Sa bouteille de "Tropi Drink" affiche 30 degrés, le mercure aussi, et Jhoan, venu en famille sur cette plage près…

Sa bouteille de « Tropi Drink » affiche 30 degrés, le mercure aussi, et Jhoan, venu en famille sur cette plage près de Caracas, bouge la tête au rythme de la sono: « on vient s’aérer l’esprit ». Loin du bras de fer qui se poursuit entre Juan Guaido et Nicolas Maduro.

Jhoan Navarro, 29 ans, « ne se plaint pas ». Il travaille dans une banque à Caracas et il est en partie payé en dollars, nouveau Graal des Vénézuéliens depuis une petite année que le billet vert a fait sa soudaine apparition dans les transactions à côté du bolivar.

La monnaie nationale a perdu 98,69% de sa valeur en 2019, selon la Banque centrale, et l’inflation devrait avoir atteint 200.000% l’an dernier, selon les prévisions du FMI.

Alors, la politique? Sans plus pour Jhoan, venu ce dimanche avec sa femme et sa fille à la plage de Camuri Chico, à une heure de voiture de Caracas.

« Nos problèmes, nous les résolvons nous-mêmes avec ma femme. Ni Maduro, ni Guaido ne vont résoudre mes problèmes économiques », lance-t-il, en gardant un oeil sur les enceintes qu’il a installées dans le coffre de sa Mitsubishi garée quasiment sur la plage. « Là, j’ai mis de l’electronica, mais j’ai aussi du reggaeton, de la salsa… », énonce Jhoan.

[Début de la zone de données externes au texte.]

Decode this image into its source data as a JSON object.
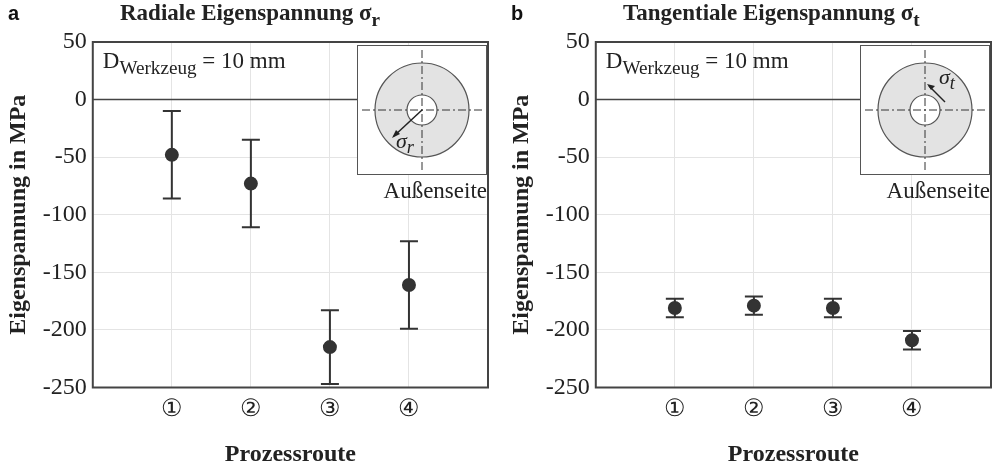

-« Je ne vois aucun changement »-

Il y a une semaine, l’opposant Juan Guaido a relancé le bras de fer qu’il livre au président socialiste Nicolas Maduro depuis un an.

Il est parvenu à être réélu président du Parlement par l’opposition, puis à prêter serment pour un deuxième mandat depuis le perchoir, en en chassant un élu d’opposition rival qui revendique lui aussi la présidence de l’Assemblée.

Fort de son statut de président du Parlement, Juan Guaido s’est proclamé président par intérim du Venezuela le 23 janvier 2019.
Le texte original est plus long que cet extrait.